Saturday, March 17, 2007

China's Economy Re-Accelerating

China again raises interest rates today. Yet despite several interest rate increases and increases in banks' reserve requirements and a slow appreciation of the yuan against the dollar, the Chinese economy actually appears to be re-accelerating after slowing down to "just" 10% growth in late 2006. The trade surplus for the first two months of the year rose a full $27 billion compared to a year earlier, which if sustained in March, will add 6 to 7% to growth. Yet domestic demand seem very strong too, with retail sales rising 14,7%. Not surprisingly, industrial production growth therefore rose 18,5% in January-February compared to the previous year. Even if the trade surplus rises somewhat less in March and even if ( note how I wrote if, I haven't seen any evidence that it actually has done so) investment growth have slowed somewhat, GDP growth probably rose back to 12% or so during the first quarter.

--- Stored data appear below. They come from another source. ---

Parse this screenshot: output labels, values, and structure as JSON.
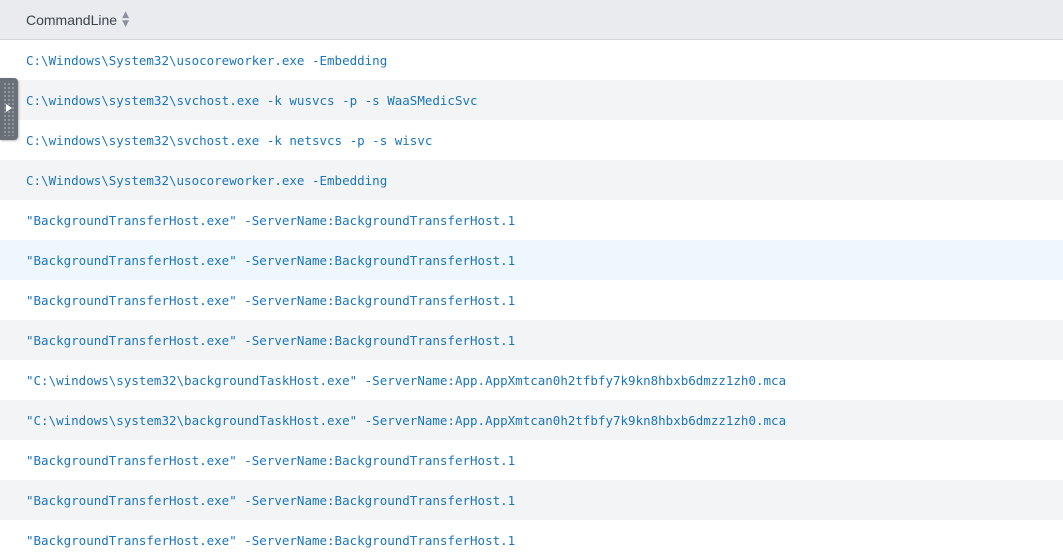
{
  "table": {
    "column_header": "CommandLine",
    "sort_icon": "sort-icon",
    "rows": [
      "C:\\Windows\\System32\\usocoreworker.exe -Embedding",
      "C:\\windows\\system32\\svchost.exe -k wusvcs -p -s WaaSMedicSvc",
      "C:\\windows\\system32\\svchost.exe -k netsvcs -p -s wisvc",
      "C:\\Windows\\System32\\usocoreworker.exe -Embedding",
      "\"BackgroundTransferHost.exe\" -ServerName:BackgroundTransferHost.1",
      "\"BackgroundTransferHost.exe\" -ServerName:BackgroundTransferHost.1",
      "\"BackgroundTransferHost.exe\" -ServerName:BackgroundTransferHost.1",
      "\"BackgroundTransferHost.exe\" -ServerName:BackgroundTransferHost.1",
      "\"C:\\windows\\system32\\backgroundTaskHost.exe\" -ServerName:App.AppXmtcan0h2tfbfy7k9kn8hbxb6dmzz1zh0.mca",
      "\"C:\\windows\\system32\\backgroundTaskHost.exe\" -ServerName:App.AppXmtcan0h2tfbfy7k9kn8hbxb6dmzz1zh0.mca",
      "\"BackgroundTransferHost.exe\" -ServerName:BackgroundTransferHost.1",
      "\"BackgroundTransferHost.exe\" -ServerName:BackgroundTransferHost.1",
      "\"BackgroundTransferHost.exe\" -ServerName:BackgroundTransferHost.1"
    ]
  },
  "drawer_handle": {
    "icon": "play-icon"
  },
  "colors": {
    "link": "#1b75bb",
    "header_bg": "#e9ebee",
    "row_stripe": "#f3f4f6",
    "row_hover": "#eef7fd",
    "handle": "#6a7077"
  }
}
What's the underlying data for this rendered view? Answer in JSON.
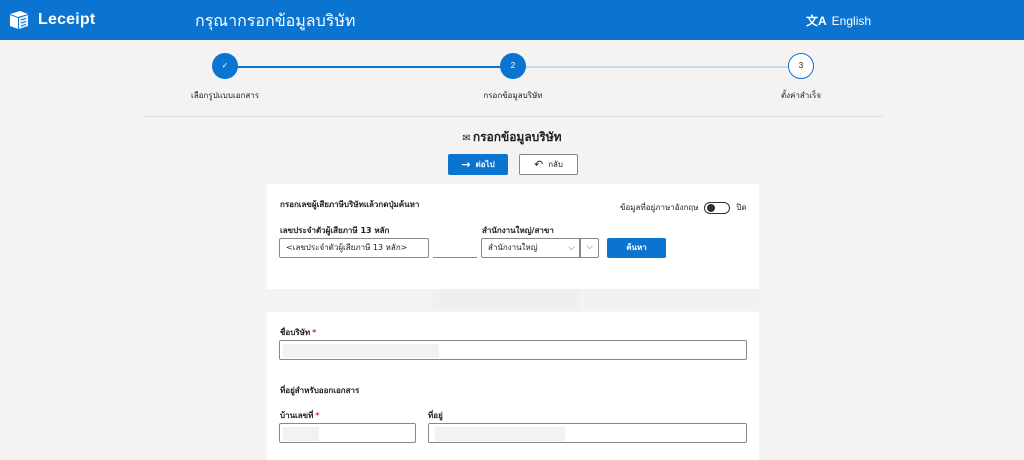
{
  "header": {
    "brand": "Leceipt",
    "title": "กรุณากรอกข้อมูลบริษัท",
    "language": "English",
    "colors": {
      "bar": "#0b73d0",
      "text": "#ffffff"
    }
  },
  "stepper": {
    "steps": [
      {
        "number": "✓",
        "label": "เลือกรูปแบบเอกสาร",
        "state": "done"
      },
      {
        "number": "2",
        "label": "กรอกข้อมูลบริษัท",
        "state": "current"
      },
      {
        "number": "3",
        "label": "ตั้งค่าสำเร็จ",
        "state": "todo"
      }
    ]
  },
  "section": {
    "icon": "✉",
    "title": "กรอกข้อมูลบริษัท"
  },
  "actions": {
    "next_label": "ต่อไป",
    "next_icon": "→",
    "back_label": "กลับ",
    "back_icon": "↶"
  },
  "search_panel": {
    "instruction": "กรอกเลขผู้เสียภาษีบริษัทแล้วกดปุ่มค้นหา",
    "english_toggle_label": "ข้อมูลที่อยู่ภาษาอังกฤษ",
    "english_toggle_state": "ปิด",
    "tax_id_label": "เลขประจำตัวผู้เสียภาษี 13 หลัก",
    "tax_id_value": "<เลขประจำตัวผู้เสียภาษี 13 หลัก>",
    "branch_label": "สำนักงานใหญ่/สาขา",
    "branch_value": "สำนักงานใหญ่",
    "search_label": "ค้นหา"
  },
  "company_form": {
    "company_name_label": "ชื่อบริษัท",
    "required_mark": "*",
    "address_heading": "ที่อยู่สำหรับออกเอกสาร",
    "house_no_label": "บ้านเลขที่",
    "address_label": "ที่อยู่"
  }
}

While this is mostly the result of the structural strength of the Chinese economy, with its extremely high savings rate and vast supply of workers, it seems clear that it is also to some extent a result of the failure of the People's Bank of China to contain monetary excesses. Money supply growth re-accelerated to 18% in February.The reason why it has failed is of course its unwillingness to allow the yuan to rise in value faster than its current slow rate. While the yuan reached a new high against the dollar in Friday at 7,728, it is still rising too slowly to prevent foreign exchange reserves from accumulating at an unsustainable rate. This means both that there will be excess investments despite its increases in interest rates and reserve requirements and administrative lending restrictions, and it will also mean that to the extent these investment restrictions are successfull, an increasing amount of Chinese savings will be squandered in foreign exchange reserves.